Sur le terrain, Alexander-Arnold a tout de même pris part à 35 des 62 rencontres de Real Madrid, toutes compétitions confondues, la saison passée. Une présence régulière, mais pas centrale, dans un effectif dense. En dehors, il fait face à une autre réalité : les messages haineux.

Les réseaux, « une partie triste de la vie »

Pour lui, les insultes en ligne sont devenues « une partie triste de la vie » en 2026. Certaines ont « dépassé les bornes ». Il a donc choisi de se protéger.

« Je choisis de garder tout ça loin de moi parce que ça ne me paraît pas réel », explique-t-il.

Il dit réussir à rationaliser en se répétant que ce flot de haine ne représente ni le club qu’il aime, LFC, ni sa ville natale.

Il reste lucide : « Ce n’est pas moi qui dis que tout le monde à Liverpool est d’accord avec mon départ – bien sûr que non. Mais c’est très différent de ce qui va au-delà du football. »

Entre l’enfant du pays qui part à Real Madrid et le professionnel qui gère sa carrière, la fracture est nette chez certains supporters. Lui tente de vivre avec ce paradoxe, sans renier ni son attachement, ni ses choix.
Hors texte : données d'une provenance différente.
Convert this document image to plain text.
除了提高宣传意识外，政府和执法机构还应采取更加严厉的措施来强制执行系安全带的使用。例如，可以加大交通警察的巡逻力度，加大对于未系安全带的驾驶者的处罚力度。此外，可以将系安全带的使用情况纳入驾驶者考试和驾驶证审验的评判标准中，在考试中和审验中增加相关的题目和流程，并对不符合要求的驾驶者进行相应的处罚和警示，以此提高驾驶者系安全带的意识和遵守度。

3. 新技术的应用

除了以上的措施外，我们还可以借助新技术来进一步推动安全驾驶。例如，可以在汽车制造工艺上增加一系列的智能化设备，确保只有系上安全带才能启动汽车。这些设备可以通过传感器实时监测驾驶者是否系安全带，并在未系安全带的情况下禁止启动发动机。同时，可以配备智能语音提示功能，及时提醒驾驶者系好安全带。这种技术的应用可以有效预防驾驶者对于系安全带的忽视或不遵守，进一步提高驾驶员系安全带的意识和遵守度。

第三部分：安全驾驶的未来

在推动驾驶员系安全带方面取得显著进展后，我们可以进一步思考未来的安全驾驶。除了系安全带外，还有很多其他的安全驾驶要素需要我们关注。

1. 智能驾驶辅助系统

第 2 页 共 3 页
Le coup de massue de la Coupe du monde

Comme si la saison n’était pas assez mouvementée, la désillusion internationale est venue s’y ajouter. Alexander-Arnold a abordé l’été sans plan précis, persuadé que Thomas Tuchel l’emmènerait à la Coupe du monde. L’appel qu’il attendait tant est bien arrivé à Madrid… mais pas avec le message espéré.
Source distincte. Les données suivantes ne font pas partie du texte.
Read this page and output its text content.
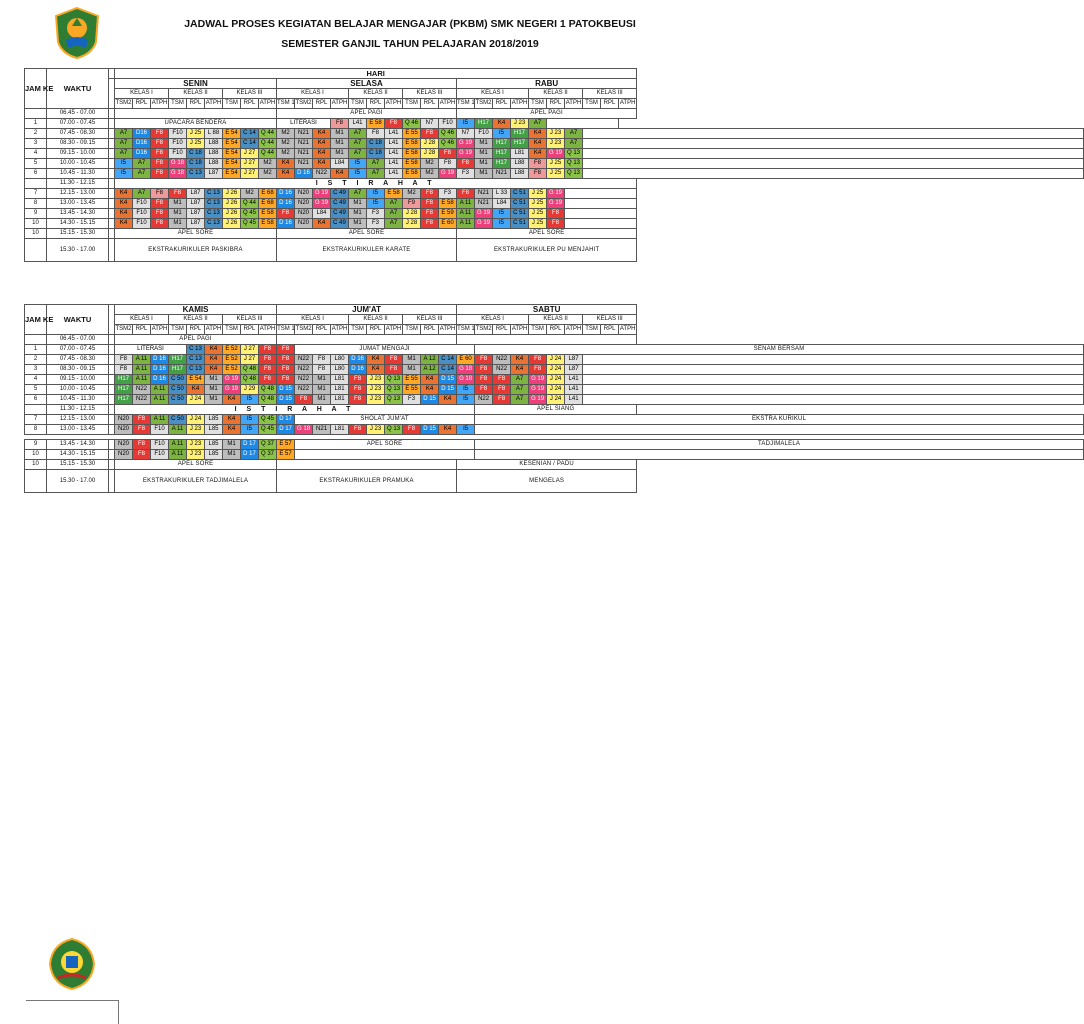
JADWAL PROSES KEGIATAN BELAJAR MENGAJAR (PKBM) SMK NEGERI 1 PATOKBEUSI
SEMESTER GANJIL TAHUN PELAJARAN 2018/2019
JAM KE	WAKTU		HARI																												
			SENIN									SELASA										RABU									
			KELAS I			KELAS II			KELAS III			KELAS I				KELAS II			KELAS III			KELAS I				KELAS II			KELAS III		
			TSM2	RPL	ATPH	TSM	RPL	ATPH	TSM	RPL	ATPH	TSM 1	TSM2	RPL	ATPH	TSM	RPL	ATPH	TSM	RPL	ATPH	TSM 1	TSM2	RPL	ATPH	TSM	RPL	ATPH	TSM	RPL	ATPH
	06.45 - 07.00											APEL PAGI										APEL PAGI									
1	07.00 - 07.45		UPACARA BENDERA									LITERASI			F8	L41	E 58	F8	Q 46	N7	F10	I5	H17	K4	J 23	A7					
2	07.45 - 08.30		A7	D16	F8	F10	J 25	L 88	E 54	C 14	Q 44	M2	N21	K4	M1	A7	F8	L41	E 55	F8	Q 46	N7	F10	I5	H17	K4	J 23	A7			
3	08.30 - 09.15		A7	D16	F8	F10	J 25	L88	E 54	C 14	Q 44	M2	N21	K4	M1	A7	C 18	L41	E 58	J 28	Q 46	G 19	M1	H17	H17	K4	J 23	A7			
4	09.15 - 10.00		A7	D16	F8	F10	C 18	L88	E 54	J 27	Q 44	M2	N21	K4	M1	A7	C 18	L41	E 58	J 28	F8	G 19	M1	H17	L81	K4	G 19	Q 13			
5	10.00 - 10.45		I5	A7	F8	G 18	C 18	L88	E 54	J 27	M2	K4	N21	K4	L84	I5	A7	L41	E 58	M2	F8	F8	M1	H17	L88	F8	J 25	Q 13			
6	10.45 - 11.30		I5	A7	F8	G 18	C 13	L87	E 54	J 27	M2	K4	D 16	N22	K4	I5	A7	L41	E 58	M2	G 19	F3	M1	N21	L88	F8	J 25	Q 13			
	11.30 - 12.15		I S T I R A H A T																												
7	12.15 - 13.00		K4	A7	F8	F8	L87	C 13	J 26	M2	E 68	D 16	N20	G 19	C 49	A7	I5	E 58	M2	F8	F3	F8	N21	L 33	C 51	J 25	G 19				
8	13.00 - 13.45		K4	F10	F8	M1	L87	C 13	J 26	Q 44	E 68	D 16	N20	G 19	C 49	M1	I5	A7	F9	F8	E 58	A 11	N21	L84	C 51	J 25	G 19				
9	13.45 - 14.30		K4	F10	F8	M1	L87	C 13	J 26	Q 45	E 58	F8	N20	L84	C 49	M1	F3	A7	J 28	F8	E 59	A 11	G 19	I5	C 51	J 25	F8				
10	14.30 - 15.15		K4	F10	F8	M1	L87	C 13	J 26	Q 45	E 58	D 16	N20	K4	C 49	M1	F3	A7	J 28	F8	E 60	A 11	G 19	I5	C 51	J 25	F8				
10	15.15 - 15.30		APEL SORE									APEL SORE										APEL SORE									
	15.30 - 17.00		EKSTRAKURIKULER PASKIBRA									EKSTRAKURIKULER KARATE										EKSTRAKURIKULER PU MENJAHIT									
JAM KE	WAKTU		KAMIS									JUM'AT										SABTU									
			KELAS I			KELAS II			KELAS III			KELAS I				KELAS II			KELAS III			KELAS I				KELAS II			KELAS III		
			TSM2	RPL	ATPH	TSM	RPL	ATPH	TSM	RPL	ATPH	TSM 1	TSM2	RPL	ATPH	TSM	RPL	ATPH	TSM	RPL	ATPH	TSM 1	TSM2	RPL	ATPH	TSM	RPL	ATPH	TSM	RPL	ATPH
	06.45 - 07.00		APEL PAGI																												
1	07.00 - 07.45		LITERASI				C 13	K4	E 52	J 27	F8	F8	JUMAT MENGAJI										SENAM BERSAM								
2	07.45 - 08.30		F8	A 11	D 16	H17	C 13	K4	E 52	J 27	F8	F8	N22	F8	L80	D 16	K4	F8	M1	A 12	C 14	E 60	F8	N22	K4	F8	J 24	L87			
3	08.30 - 09.15		F8	A 11	D 16	H17	C 13	K4	E 52	Q 48	F8	F8	N22	F8	L80	D 16	K4	F8	M1	A 12	C 14	G 18	F8	N22	K4	F8	J 24	L87			
4	09.15 - 10.00		H17	A 11	D 16	C 50	E 54	M1	G 19	Q 48	F8	F8	N22	M1	L81	F8	J 23	Q 13	E 55	K4	D 15	G 18	F8	F8	A7	G 19	J 24	L41			
5	10.00 - 10.45		H17	N22	A 11	C 50	K4	M1	G 19	J 29	Q 48	D 15	N22	M1	L81	F8	J 23	Q 13	E 55	K4	D 15	I5	F8	F8	A7	G 19	J 24	L41			
6	10.45 - 11.30		H17	N22	A 11	C 50	J 24	M1	K4	I5	Q 48	D 15	F8	M1	L81	F8	J 23	Q 13	F3	D 15	K4	I5	N22	F8	A7	G 19	J 24	L41			
	11.30 - 12.15		I S T I R A H A T																				APEL SIANG								
7	12.15 - 13.00		N20	F8	A 11	C 50	J 24	L85	K4	I5	Q 45	D 17	SHOLAT JUM'AT										EKSTRA KURIKUL								
8	13.00 - 13.45		N20	F8	F10	A 11	J 23	L85	K4	I5	Q 45	D 17	G 18	N21	L81	F8	J 23	Q 13	F8	D 15	K4	I5									

9	13.45 - 14.30		N20	F8	F10	A 11	J 23	L85	M1	D 17	Q 37	E 57	APEL SORE										TADJIMALELA								
10	14.30 - 15.15		N20	F8	F10	A 11	J 23	L85	M1	D 17	Q 37	E 57																			
10	15.15 - 15.30		APEL SORE																			KESENIAN / PADU									
	15.30 - 17.00		EKSTRAKURIKULER TADJIMALELA									EKSTRAKURIKULER PRAMUKA										MENGELAS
« Pour être honnête, j’étais plein d’espoir », confie-t-il. Quand il raccroche, la déception est immense.

« J’étais vraiment dégoûté. J’espère que le staff technique s’attendait à ce que je sois en colère et le comprenne. »

La dernière sélection de Trent Alexander-Arnold remonte à juin 2025, une entrée en jeu lors d’une victoire 1-0 contre Andorre. Une éternité pour un joueur qui se voit toujours comme un élément de l’équipe nationale.

« Il veut des joueurs désespérés de jouer pour l’Angleterre. J’en fais partie », insiste-t-il au sujet de Tuchel.

« Jusqu’à ma retraite, je suis un joueur de l’Angleterre »

Devant sa télévision, Alexander-Arnold a suivi tout le parcours anglais au Mondial. L’envie n’a pas faibli, au contraire. Elle s’est muée en obsession.

« Tant que je n’aurai pas pris ma retraite, je resterai un joueur de l’Angleterre, que je sois sélectionné ou non », affirme-t-il. « Je suis toujours disponible si et quand le sélectionneur a besoin de moi. Il n’y a pas de plus grand honneur. »

La frustration, il veut désormais la transformer en moteur pour la nouvelle saison. Pas de plainte, pas de fatalisme. Un objectif clair.

« Je veux utiliser ça comme carburant pour revenir dans les groupes de l’Angleterre, puis retrouver le maillot anglais. C’est un de mes objectifs et j’espère y parvenir », conclut-il.

Entre les sifflets d’Anfield, la concurrence à Real Madrid et la porte pour l’instant entrouverte de la sélection, Trent Alexander-Arnold se retrouve face à un défi brutal : prouver, à 27 ans, qu’il peut encore réécrire son histoire avec le club de son enfance et avec l’Angleterre.